A more realistic target would be to prohibit certain types of anti-choice activism. Over 150 so-called “crisis pregnancy centres” exist in Canada, and their main job is to prevent women from having abortions. Tactics used may include deception, misinformation, shaming and guilting, scare-mongering, shock tactics, invasion of privacy, and proselytizing. (To combat the deception of CPCs, two U.S. cities have recently passed laws requiring CPCs to post signs informing clients they don’t offer or refer for abortion or contraception.)

 Also, anti-choice protesters engage in so-called “sidewalk counselling,” which involves accosting women as they enter abortion clinics. Too often, protesters use aggressive and hateful language, such as telling women they are murderers and threatening them with hellfire if they get an abortion.

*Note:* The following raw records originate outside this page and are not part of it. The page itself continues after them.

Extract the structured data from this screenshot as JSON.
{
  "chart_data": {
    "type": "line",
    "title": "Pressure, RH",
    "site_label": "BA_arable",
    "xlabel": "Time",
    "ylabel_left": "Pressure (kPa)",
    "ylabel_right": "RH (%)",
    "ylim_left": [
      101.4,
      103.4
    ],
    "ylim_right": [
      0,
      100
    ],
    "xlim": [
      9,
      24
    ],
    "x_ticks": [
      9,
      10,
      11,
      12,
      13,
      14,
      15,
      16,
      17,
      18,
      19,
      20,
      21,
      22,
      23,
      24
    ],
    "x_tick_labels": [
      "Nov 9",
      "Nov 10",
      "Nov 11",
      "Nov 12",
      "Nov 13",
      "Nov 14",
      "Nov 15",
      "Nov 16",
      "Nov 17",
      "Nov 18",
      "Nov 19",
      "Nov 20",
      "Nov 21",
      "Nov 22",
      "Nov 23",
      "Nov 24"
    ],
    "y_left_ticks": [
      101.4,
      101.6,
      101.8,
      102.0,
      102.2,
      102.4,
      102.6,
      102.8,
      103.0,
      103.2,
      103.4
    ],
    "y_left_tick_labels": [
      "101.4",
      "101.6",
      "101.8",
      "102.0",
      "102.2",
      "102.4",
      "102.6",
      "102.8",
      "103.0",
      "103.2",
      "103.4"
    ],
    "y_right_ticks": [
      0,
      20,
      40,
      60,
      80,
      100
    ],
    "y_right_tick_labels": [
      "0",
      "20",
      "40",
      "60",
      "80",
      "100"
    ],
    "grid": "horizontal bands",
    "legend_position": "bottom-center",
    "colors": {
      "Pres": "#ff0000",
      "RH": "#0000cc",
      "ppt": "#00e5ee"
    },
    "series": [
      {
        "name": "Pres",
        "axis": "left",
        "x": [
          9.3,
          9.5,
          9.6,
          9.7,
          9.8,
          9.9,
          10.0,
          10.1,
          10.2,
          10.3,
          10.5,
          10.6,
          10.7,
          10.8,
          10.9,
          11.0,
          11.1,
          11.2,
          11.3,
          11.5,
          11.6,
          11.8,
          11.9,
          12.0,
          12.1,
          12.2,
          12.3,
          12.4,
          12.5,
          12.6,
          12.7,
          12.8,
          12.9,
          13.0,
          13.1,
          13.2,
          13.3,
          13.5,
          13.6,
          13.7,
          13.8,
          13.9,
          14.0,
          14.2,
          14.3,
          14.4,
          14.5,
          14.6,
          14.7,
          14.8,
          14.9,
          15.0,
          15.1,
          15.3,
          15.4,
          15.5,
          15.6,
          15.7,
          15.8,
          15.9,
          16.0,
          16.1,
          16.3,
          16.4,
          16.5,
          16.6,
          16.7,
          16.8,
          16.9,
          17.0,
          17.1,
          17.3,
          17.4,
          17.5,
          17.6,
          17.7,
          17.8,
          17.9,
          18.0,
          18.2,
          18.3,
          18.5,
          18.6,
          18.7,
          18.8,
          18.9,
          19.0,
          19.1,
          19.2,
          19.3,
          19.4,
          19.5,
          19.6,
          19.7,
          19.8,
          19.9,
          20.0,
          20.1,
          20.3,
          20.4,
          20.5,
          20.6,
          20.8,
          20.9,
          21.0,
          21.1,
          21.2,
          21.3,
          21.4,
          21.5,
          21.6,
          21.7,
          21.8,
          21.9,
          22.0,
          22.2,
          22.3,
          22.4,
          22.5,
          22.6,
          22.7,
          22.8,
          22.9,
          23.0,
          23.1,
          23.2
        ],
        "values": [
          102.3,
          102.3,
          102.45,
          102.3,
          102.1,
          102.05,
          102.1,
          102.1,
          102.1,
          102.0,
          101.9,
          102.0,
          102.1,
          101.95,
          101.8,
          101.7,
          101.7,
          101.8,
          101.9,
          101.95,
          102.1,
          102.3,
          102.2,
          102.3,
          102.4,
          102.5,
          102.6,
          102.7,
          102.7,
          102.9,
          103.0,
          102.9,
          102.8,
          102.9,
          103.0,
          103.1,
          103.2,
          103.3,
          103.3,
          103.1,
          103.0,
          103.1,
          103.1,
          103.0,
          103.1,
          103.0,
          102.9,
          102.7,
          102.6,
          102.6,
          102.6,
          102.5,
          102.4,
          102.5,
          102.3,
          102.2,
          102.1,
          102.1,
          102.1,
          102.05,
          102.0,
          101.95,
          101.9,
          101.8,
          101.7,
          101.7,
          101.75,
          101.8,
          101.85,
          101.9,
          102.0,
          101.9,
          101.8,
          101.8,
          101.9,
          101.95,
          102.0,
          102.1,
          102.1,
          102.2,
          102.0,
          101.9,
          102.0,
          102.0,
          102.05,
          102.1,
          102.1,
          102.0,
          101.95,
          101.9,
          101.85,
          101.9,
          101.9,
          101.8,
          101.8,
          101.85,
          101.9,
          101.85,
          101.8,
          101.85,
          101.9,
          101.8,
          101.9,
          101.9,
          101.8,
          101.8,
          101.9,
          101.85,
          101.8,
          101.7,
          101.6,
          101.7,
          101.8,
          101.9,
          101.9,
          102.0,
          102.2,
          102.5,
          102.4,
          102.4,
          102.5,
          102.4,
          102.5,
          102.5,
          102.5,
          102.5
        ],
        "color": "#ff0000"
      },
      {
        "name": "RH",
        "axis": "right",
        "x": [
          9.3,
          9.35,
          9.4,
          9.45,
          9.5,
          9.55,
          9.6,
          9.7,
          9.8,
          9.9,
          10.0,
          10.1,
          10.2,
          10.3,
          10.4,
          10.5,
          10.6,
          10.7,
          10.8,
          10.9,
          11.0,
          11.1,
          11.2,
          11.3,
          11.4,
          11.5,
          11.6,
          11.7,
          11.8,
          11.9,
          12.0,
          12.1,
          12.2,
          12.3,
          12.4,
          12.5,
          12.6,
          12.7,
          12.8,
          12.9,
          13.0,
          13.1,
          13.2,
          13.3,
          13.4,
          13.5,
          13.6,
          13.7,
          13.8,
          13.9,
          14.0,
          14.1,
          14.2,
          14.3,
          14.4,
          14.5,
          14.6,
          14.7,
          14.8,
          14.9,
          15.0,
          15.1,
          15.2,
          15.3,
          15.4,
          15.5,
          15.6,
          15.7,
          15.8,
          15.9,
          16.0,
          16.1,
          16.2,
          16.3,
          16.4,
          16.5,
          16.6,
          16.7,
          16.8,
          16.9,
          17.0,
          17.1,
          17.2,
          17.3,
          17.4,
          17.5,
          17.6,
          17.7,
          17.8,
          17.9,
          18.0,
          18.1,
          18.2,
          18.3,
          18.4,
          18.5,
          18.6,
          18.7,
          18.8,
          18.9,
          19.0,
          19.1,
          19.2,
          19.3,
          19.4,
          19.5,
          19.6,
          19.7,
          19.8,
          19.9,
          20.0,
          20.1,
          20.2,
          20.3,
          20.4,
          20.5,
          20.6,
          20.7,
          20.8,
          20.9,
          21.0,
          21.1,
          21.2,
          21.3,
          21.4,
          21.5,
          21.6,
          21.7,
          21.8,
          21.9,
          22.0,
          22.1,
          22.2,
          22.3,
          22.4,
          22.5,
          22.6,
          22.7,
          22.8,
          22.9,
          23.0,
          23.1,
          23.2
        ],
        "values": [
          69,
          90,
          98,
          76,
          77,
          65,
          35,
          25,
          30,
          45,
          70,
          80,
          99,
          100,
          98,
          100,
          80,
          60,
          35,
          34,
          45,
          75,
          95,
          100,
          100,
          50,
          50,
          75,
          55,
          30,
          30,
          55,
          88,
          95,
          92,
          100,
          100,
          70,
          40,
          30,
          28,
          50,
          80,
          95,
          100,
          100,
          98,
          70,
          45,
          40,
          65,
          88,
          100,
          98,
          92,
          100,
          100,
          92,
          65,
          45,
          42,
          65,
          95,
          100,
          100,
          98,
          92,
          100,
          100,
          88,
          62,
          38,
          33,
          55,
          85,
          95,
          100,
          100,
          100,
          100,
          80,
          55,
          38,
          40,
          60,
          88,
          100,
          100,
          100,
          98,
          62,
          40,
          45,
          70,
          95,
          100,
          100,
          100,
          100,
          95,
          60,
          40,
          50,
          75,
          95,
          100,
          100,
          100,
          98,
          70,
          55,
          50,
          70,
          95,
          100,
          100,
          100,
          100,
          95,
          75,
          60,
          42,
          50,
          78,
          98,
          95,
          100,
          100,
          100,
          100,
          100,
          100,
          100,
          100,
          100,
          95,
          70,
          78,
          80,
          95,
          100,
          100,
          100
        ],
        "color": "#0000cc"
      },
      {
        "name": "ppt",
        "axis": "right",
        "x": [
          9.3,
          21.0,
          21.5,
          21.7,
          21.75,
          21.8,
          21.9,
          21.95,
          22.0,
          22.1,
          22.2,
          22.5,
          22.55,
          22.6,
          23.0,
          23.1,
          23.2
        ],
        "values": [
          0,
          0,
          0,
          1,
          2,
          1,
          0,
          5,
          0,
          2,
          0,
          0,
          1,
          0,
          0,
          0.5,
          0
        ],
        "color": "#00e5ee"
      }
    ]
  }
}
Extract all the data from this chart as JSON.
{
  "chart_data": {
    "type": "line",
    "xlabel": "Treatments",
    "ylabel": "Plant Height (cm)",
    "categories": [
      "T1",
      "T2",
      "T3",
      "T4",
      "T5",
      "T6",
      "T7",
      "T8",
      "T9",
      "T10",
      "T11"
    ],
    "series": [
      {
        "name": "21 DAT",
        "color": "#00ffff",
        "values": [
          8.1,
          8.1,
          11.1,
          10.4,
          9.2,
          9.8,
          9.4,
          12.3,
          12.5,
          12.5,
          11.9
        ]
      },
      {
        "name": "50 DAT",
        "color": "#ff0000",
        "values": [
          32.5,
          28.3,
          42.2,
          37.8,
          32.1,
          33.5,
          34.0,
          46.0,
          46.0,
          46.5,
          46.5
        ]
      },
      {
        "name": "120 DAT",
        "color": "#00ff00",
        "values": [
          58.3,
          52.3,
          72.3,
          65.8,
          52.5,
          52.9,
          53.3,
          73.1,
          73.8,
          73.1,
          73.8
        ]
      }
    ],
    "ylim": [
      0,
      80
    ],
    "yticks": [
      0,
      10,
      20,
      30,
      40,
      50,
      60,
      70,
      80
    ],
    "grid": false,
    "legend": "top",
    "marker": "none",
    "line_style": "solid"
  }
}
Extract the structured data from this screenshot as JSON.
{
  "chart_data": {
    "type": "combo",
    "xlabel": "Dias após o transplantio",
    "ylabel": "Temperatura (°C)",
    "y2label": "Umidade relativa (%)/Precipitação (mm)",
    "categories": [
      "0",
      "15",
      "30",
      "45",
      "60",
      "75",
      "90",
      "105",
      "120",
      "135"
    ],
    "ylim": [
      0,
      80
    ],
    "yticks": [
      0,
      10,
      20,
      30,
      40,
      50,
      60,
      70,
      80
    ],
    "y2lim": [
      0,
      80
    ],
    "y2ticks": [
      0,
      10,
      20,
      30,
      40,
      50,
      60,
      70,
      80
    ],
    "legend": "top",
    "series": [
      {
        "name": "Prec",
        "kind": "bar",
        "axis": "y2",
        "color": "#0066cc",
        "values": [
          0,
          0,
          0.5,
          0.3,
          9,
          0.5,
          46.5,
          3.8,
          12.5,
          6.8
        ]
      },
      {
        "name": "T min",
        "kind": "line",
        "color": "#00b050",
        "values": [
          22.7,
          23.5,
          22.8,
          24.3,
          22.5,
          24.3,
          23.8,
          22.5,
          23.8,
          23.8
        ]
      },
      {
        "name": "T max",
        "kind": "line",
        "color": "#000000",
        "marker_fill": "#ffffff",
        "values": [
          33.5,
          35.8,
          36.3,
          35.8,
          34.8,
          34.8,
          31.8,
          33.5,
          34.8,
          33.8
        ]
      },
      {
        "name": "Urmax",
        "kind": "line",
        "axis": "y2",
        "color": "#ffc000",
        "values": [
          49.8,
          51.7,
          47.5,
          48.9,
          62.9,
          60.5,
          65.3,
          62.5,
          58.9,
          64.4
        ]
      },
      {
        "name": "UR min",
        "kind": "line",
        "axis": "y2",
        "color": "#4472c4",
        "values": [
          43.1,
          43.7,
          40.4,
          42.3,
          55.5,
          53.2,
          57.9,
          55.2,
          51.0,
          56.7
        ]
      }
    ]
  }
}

A law against coerced childbirth would be a great opportunity to put a stop to some of the most egregious violations of women’s integrity perpetrated by the anti-choice movement.

Other reasons why Bill C510 is not needed or is suspect:

  • The bill is mostly redundant because threats and illegal acts are already illegal under the Criminal Code.
  • Counselors already screen for possible coercion in women seeking abortion. Abortion clinics do not perform abortions on women who are conflicted or being coerced.
  • The bill patronizes women by implying they are frequently coerced into abortion, but the vast majority of women make their own decision to have an abortion and take responsibility for it.
  • If the intent is really to protect women from abusive partners, we need better solutions than this bill. Women’s safety and security is best assured by helping them win equality and autonomy (e.g., with pay equity, affordable childcare, legal aid, and other programs).
  • The law would have a chilling and intimidating effect on abortion providers because it would likely be used mostly against them. The anti-choice movement falsely believes that clinics coerce women into abortions, which may encourage frivolous charges under this bill, and harassment and violence against providers.
  • Who decides when a line is crossed into illegal threats? How would proof of coercion be obtained in such circumstances?
  • The bill is motivated by anti-choice sentiment, not by concern for women. Not only was it introduced by an anti-choice MP, it is strongly supported by anti-choice activists, and refers to a fetus as a “child.” This bill is an attempt to reintroduce the notion of fetal rights through indirect means, by presenting abortion as a social harm to be criminalized.
  • The bill’s rationale – the 2007 murder of a pregnant woman from Winnipeg – has been misrepresented. Bruinooge claims that Roxanne Fernando was murdered because she refused to have an abortion, but the murderer himself, his lawyer, and the Crown prosecutor all agree that this was not the motive.